The first patent, No. 9111096, is entitled “System and Method for Preserving and Subsequently Restoring Emulator State.” This patent covers a technology that counteracts attempts by malware to detect and stop emulation being used to spot malicious functionality in code. The newly-patented technology can create images of the emulator’s state and load them if the execution of the code being analyzed terminates incorrectly. It also creates images if predefined events occur, providing greater flexibility when using emulation technology.

The second patent, No. 9116621, covers a technology called “System and Method of Transfer of Control between Memory Locations.” The purpose of the technology is to make monitoring by a security solution invisible to malware. By controlling memory page access rights, it provides the ability to log Application Programming Interface (API) function calls made by the program being analyzed. The security solution receives data on these calls directly from the CPU using hardware interruption. When information is transferred at the hardware level, monitoring is concealed, which helps to detect new malware more effectively.

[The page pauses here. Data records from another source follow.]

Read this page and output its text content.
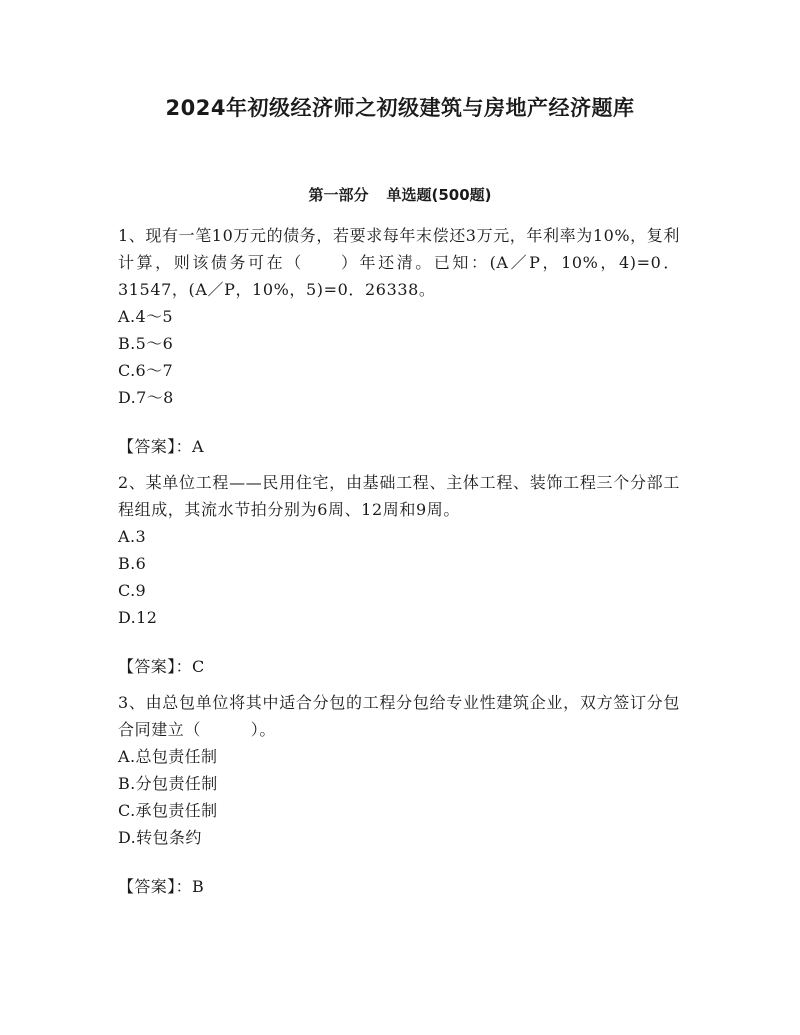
2024年初级经济师之初级建筑与房地产经济题库
第一部分 单选题(500题)

1、现有一笔10万元的债务，若要求每年末偿还3万元，年利率为10%，复利计算，则该债务可在（　　）年还清。已知：(A／P，10%，4)=0．31547，(A／P，10%，5)=0．26338。

A.4～5
B.5～6
C.6～7
D.7～8
【答案】：A

2、某单位工程——民用住宅，由基础工程、主体工程、装饰工程三个分部工程组成，其流水节拍分别为6周、12周和9周。

A.3
B.6
C.9
D.12
【答案】：C

3、由总包单位将其中适合分包的工程分包给专业性建筑企业，双方签订分包合同建立（　　　）。

A.总包责任制
B.分包责任制
C.承包责任制
D.转包条约
【答案】：B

Both technologies are used in Kaspersky Total Security, Kaspersky Internet Security, Kaspersky Anti-Virus and Kaspersky Endpoint Security for Business. The first patented technology, “System and Method for Preserving and Subsequently Restoring Emulator State”, is also used in Kaspersky Security for Virtualization.

Kaspersky Lab continues to develop and patent new data protection technologies. As of early September 2015, the company has 334 patents in Russia, the U.S., China and Europe, and has 307 additional patent applications filed.